Biocrusts benefit from plant removal

Premise of the Study Productivity in drylands may depend on the sensitivity of interactions between plants and biocrusts. Given future climate variability, it is essential to understand how interactions may be context‐dependent with precipitation regime. Furthermore, little is known about the additional interactions of these producers with the belowground biota (e.g., roots, fungi, microarthropods). We evaluated the effect of removal (such as could occur following disturbance) and net interaction of plants and biocrusts and additionally manipulated the abiotic and biotic context. Methods We established field mesocosms containing grass (Bouteloua gracilis) and surrounding biocrusts, then clipped the plant or heat‐sterilized the biocrust to simulate the loss of dryland producers. To test for context‐dependency on the precipitation pattern, we imposed a large, infrequent or small, frequent precipitation regime. A mesh barrier was used to impede belowground connections that may couple the dynamics of producers. Productivity was assessed by plant biomass and biocrust chlorophyll content. Key Results Biocrusts increased chlorophyll content more when plants were removed than when they were present in the first year, but only in the small, frequent precipitation regime.

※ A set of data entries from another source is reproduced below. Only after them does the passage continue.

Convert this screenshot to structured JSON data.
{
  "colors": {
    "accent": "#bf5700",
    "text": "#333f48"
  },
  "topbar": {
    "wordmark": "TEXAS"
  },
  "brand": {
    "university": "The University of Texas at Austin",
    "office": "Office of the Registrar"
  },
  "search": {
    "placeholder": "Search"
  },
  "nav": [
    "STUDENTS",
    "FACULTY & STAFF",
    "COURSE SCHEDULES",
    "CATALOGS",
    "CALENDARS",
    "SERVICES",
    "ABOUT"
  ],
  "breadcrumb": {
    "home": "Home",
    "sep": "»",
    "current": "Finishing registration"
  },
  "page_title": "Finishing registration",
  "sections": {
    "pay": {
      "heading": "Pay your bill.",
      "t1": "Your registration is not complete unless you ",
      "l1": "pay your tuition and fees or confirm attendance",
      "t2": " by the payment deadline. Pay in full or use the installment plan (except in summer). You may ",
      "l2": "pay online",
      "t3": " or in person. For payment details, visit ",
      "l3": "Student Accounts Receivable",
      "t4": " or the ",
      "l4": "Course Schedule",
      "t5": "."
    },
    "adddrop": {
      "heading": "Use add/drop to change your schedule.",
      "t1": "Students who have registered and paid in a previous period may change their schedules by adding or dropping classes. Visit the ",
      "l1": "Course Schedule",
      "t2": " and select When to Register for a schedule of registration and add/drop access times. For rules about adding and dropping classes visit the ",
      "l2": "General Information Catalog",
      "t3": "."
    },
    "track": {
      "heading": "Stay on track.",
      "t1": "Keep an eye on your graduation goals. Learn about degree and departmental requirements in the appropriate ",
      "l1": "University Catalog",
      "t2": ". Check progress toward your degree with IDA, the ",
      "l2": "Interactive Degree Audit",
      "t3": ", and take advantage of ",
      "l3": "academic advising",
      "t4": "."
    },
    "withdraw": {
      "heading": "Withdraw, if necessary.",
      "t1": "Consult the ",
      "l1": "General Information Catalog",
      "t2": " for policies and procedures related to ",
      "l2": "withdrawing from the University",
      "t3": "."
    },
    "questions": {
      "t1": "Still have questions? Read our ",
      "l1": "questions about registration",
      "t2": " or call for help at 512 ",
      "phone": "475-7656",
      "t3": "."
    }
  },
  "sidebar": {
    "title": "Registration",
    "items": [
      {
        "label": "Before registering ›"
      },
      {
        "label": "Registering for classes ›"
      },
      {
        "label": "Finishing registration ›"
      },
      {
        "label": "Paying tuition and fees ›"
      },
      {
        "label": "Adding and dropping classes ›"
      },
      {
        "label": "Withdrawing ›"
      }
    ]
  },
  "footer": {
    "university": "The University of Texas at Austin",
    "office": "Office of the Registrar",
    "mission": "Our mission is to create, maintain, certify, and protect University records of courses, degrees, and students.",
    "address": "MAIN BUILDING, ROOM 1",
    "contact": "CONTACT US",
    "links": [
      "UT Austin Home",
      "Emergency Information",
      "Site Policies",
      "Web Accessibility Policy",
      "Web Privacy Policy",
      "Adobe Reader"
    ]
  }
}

In contrast, plant growth slightly declined with biocrust removal. Plant biomass and biocrust chlorophyll content were negatively correlated in the second year, suggesting net competition. Belowground connectivity weakly promoted overall biocrust relative productivity, but was generally weakly detrimental to plant relative productivity. Conclusions Altered precipitation patterns can amplify positive effects of plant removal on biocrust producers. Furthermore, we discovered that belowground networks contributed to dryland productivity by promoting biocrust performance.